Imagine this: It's summer, the sun is shining, and you're cooling off with a thick, frozen, creamy milkshake. Is there anything more satisfying? To make a milkshake you'll think about for weeks and want to whip up on repeat, you don't need to learn from grizzled soda jerks or own any bougie milk shake-making equipment. This incredibly cool and exceedingly simple upgrade is all about the frozen stuff.


Despite what the treat's name might imply, the star of any milkshake is the ice cream. So, for the creamiest, dreamiest milkshake you've ever had, you should pay attention to both the quality and quantity of scoops you're using. The secret to the most decadent shake is using a better quality ice cream, and far more of it than you might think, versus just using up whatever errant pint or tub you happen to have left in the bottom of the freezer. Plan to load up your blender or milkshake maker with well beyond a single scoop. Even two scoops can become watered down and lost in all the milk, resulting in a runny, bland milkshake that wouldn't bring anyone to the yard.

Get choosy about the quality of ice cream and milk

To get serious about your milkshake quality, you need to be mindful of your components. This is the time to be a snob about choosing the best brand of ice cream with the best ingredients. In your local grocery store ice cream aisle, you're presented with a wide range of brands, flavors, and dairy bases. Many of the more affordable or big brand name ice creams can be chock full of high fructose corn syrup, additional sweeteners, artificial flavors, and even lots of added air, in the case of the lower calorie or cheaper pint options. None of these are optimal when making milkshakes, as the super high sugar content can be unpleasant, and lighter ice creams won't yield the fatty richness you need. 


Additions like cookie dough, Oreo chunks, and the like will get pulverized into a somewhat gritty texture, so it's best to stick to plain flavors or those with soft mix-ins like caramel for the most velvety smooth mix. A higher fat content is paramount to achieving the best flavor and consistency, both for the ice cream and the milk you choose. Look for pints made with whole milk (or coconut or oat milk if you're dairy-free). Similarly, use full-fat milk or even heavy cream, or, if you eat a plant-based diet, opt for oat or coconut milk over waterier almond milk. Blending your shakes with these richer milks will give you the thickest frozen treats possible.

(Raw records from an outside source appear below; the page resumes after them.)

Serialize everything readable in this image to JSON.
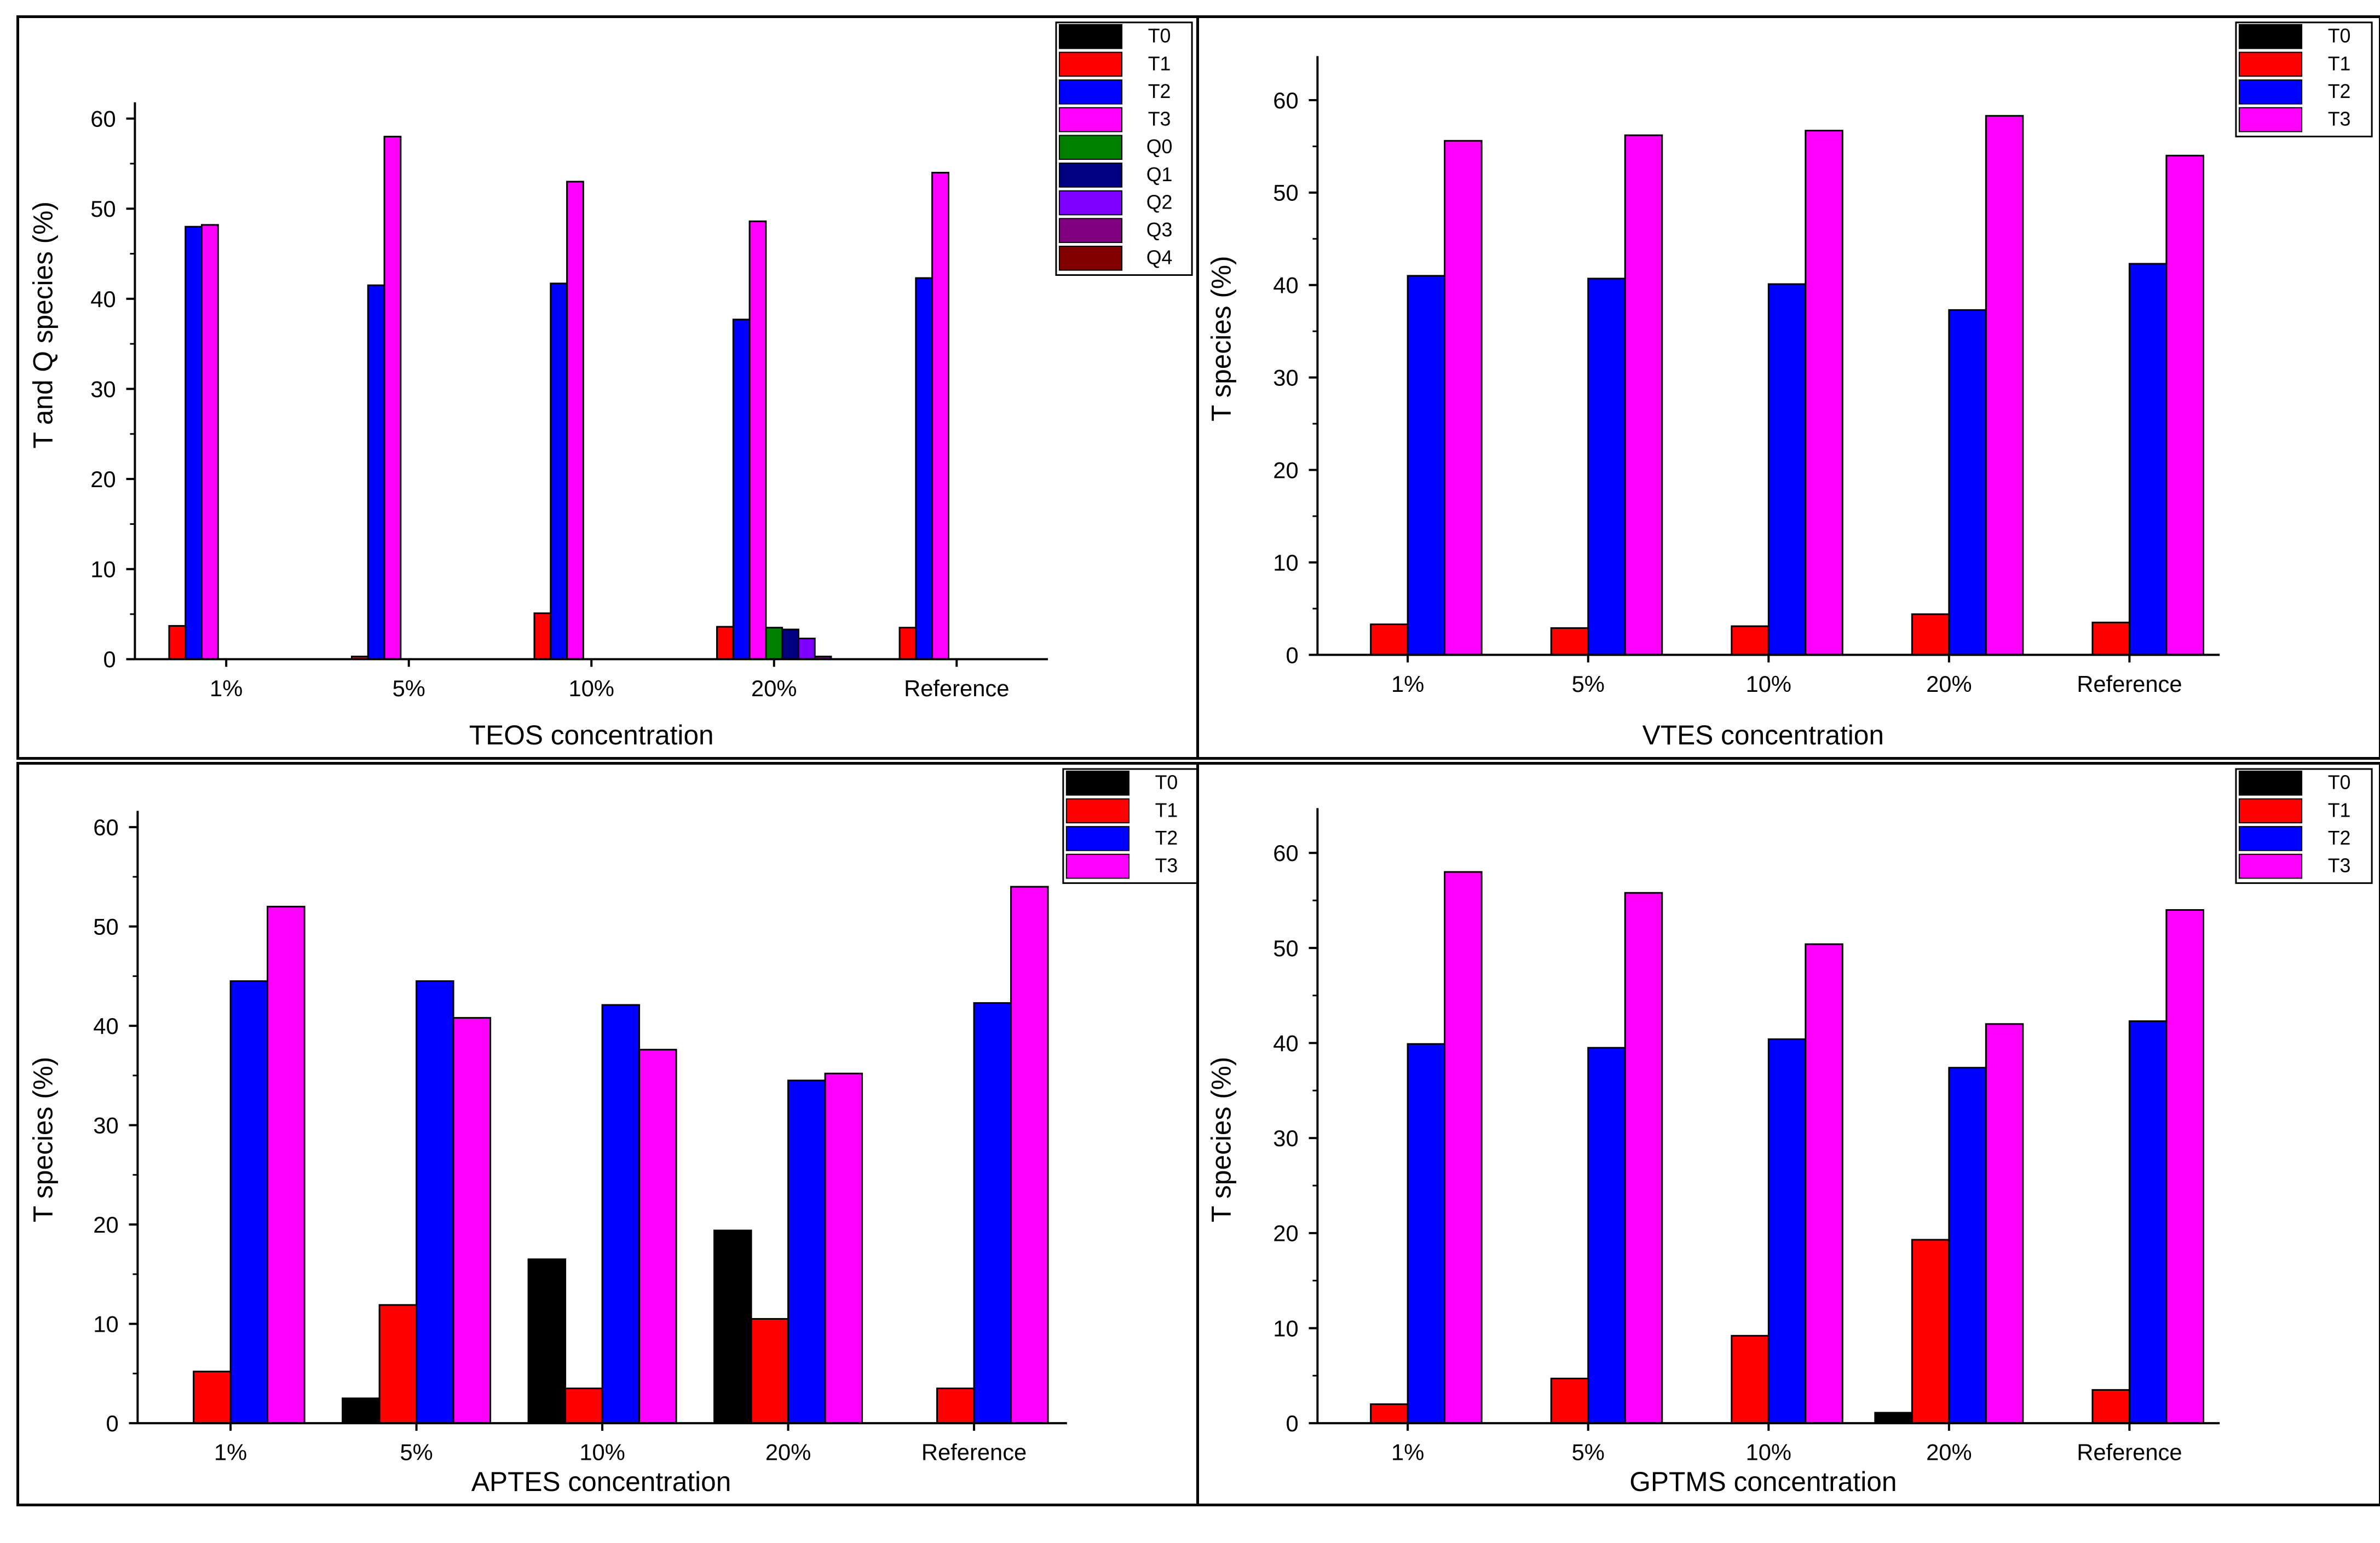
{
  "colors": {
    "T0": "#000000",
    "T1": "#ff0000",
    "T2": "#0000ff",
    "T3": "#ff00ff",
    "Q0": "#008000",
    "Q1": "#000080",
    "Q2": "#8000ff",
    "Q3": "#800080",
    "Q4": "#800000"
  },
  "chart_data": [
    {
      "id": "teos",
      "type": "bar",
      "title": "",
      "xlabel": "TEOS concentration",
      "ylabel": "T and Q species (%)",
      "categories": [
        "1%",
        "5%",
        "10%",
        "20%",
        "Reference"
      ],
      "ylim": [
        0,
        60
      ],
      "yticks": [
        0,
        10,
        20,
        30,
        40,
        50,
        60
      ],
      "legend_position": "top-right",
      "series": [
        {
          "name": "T0",
          "values": [
            0,
            0,
            0,
            0,
            0
          ]
        },
        {
          "name": "T1",
          "values": [
            3.7,
            0.3,
            5.1,
            3.6,
            3.5
          ]
        },
        {
          "name": "T2",
          "values": [
            48.0,
            41.5,
            41.7,
            37.7,
            42.3
          ]
        },
        {
          "name": "T3",
          "values": [
            48.2,
            58.0,
            53.0,
            48.6,
            54.0
          ]
        },
        {
          "name": "Q0",
          "values": [
            0,
            0,
            0,
            3.5,
            0
          ]
        },
        {
          "name": "Q1",
          "values": [
            0,
            0,
            0,
            3.3,
            0
          ]
        },
        {
          "name": "Q2",
          "values": [
            0,
            0,
            0,
            2.3,
            0
          ]
        },
        {
          "name": "Q3",
          "values": [
            0,
            0,
            0,
            0.3,
            0
          ]
        },
        {
          "name": "Q4",
          "values": [
            0,
            0,
            0,
            0,
            0
          ]
        }
      ]
    },
    {
      "id": "vtes",
      "type": "bar",
      "title": "",
      "xlabel": "VTES concentration",
      "ylabel": "T species (%)",
      "categories": [
        "1%",
        "5%",
        "10%",
        "20%",
        "Reference"
      ],
      "ylim": [
        0,
        63
      ],
      "yticks": [
        0,
        10,
        20,
        30,
        40,
        50,
        60
      ],
      "legend_position": "top-right",
      "series": [
        {
          "name": "T0",
          "values": [
            0,
            0,
            0,
            0,
            0
          ]
        },
        {
          "name": "T1",
          "values": [
            3.3,
            2.9,
            3.1,
            4.4,
            3.5
          ]
        },
        {
          "name": "T2",
          "values": [
            41.0,
            40.7,
            40.1,
            37.3,
            42.3
          ]
        },
        {
          "name": "T3",
          "values": [
            55.6,
            56.2,
            56.7,
            58.3,
            54.0
          ]
        }
      ]
    },
    {
      "id": "aptes",
      "type": "bar",
      "title": "",
      "xlabel": "APTES concentration",
      "ylabel": "T species (%)",
      "categories": [
        "1%",
        "5%",
        "10%",
        "20%",
        "Reference"
      ],
      "ylim": [
        0,
        60
      ],
      "yticks": [
        0,
        10,
        20,
        30,
        40,
        50,
        60
      ],
      "legend_position": "top-right",
      "series": [
        {
          "name": "T0",
          "values": [
            0,
            2.5,
            16.5,
            19.4,
            0
          ]
        },
        {
          "name": "T1",
          "values": [
            5.2,
            11.9,
            3.5,
            10.5,
            3.5
          ]
        },
        {
          "name": "T2",
          "values": [
            44.5,
            44.5,
            42.1,
            34.5,
            42.3
          ]
        },
        {
          "name": "T3",
          "values": [
            52.0,
            40.8,
            37.6,
            35.2,
            54.0
          ]
        }
      ]
    },
    {
      "id": "gptms",
      "type": "bar",
      "title": "",
      "xlabel": "GPTMS concentration",
      "ylabel": "T species (%)",
      "categories": [
        "1%",
        "5%",
        "10%",
        "20%",
        "Reference"
      ],
      "ylim": [
        0,
        63
      ],
      "yticks": [
        0,
        10,
        20,
        30,
        40,
        50,
        60
      ],
      "legend_position": "top-right",
      "series": [
        {
          "name": "T0",
          "values": [
            0,
            0,
            0,
            1.1,
            0
          ]
        },
        {
          "name": "T1",
          "values": [
            2.0,
            4.7,
            9.2,
            19.3,
            3.5
          ]
        },
        {
          "name": "T2",
          "values": [
            39.9,
            39.5,
            40.4,
            37.4,
            42.3
          ]
        },
        {
          "name": "T3",
          "values": [
            58.0,
            55.8,
            50.4,
            42.0,
            54.0
          ]
        }
      ]
    }
  ]
}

Use many more scoops than you think you need

For the densest, creamiest milkshake, you should be chasing a consistency far closer to ice cream than milk. Think of the extremely thick concoctions from certain fast food chains — these types of shakes are verging on solid rather than liquid. Depending on personal preference, you might still want an easily slurpable shake, but it should ideally have some resistance and a texture that can be enjoyed with either a straw or a spoon. 


To achieve this level of viscosity, load up your blender cup with at least four hefty scoops of ice cream — close to a pint's worth. For a restaurant-quality shake, you can't skimp on the scoops. Even if you choose a high-quality ice cream with less sugar, you'll still want to steer clear of excessively sugary add-ins like artificially flavored fudge to maintain your shake's integrity. Try other creative additions instead — like fresh fruit, smooth organic peanut butter, or a spoonful of malted milk powder for a whole different flavor from a standard shake. Or, pour in a bit of the hard stuff for an adults-only boozy milkshake.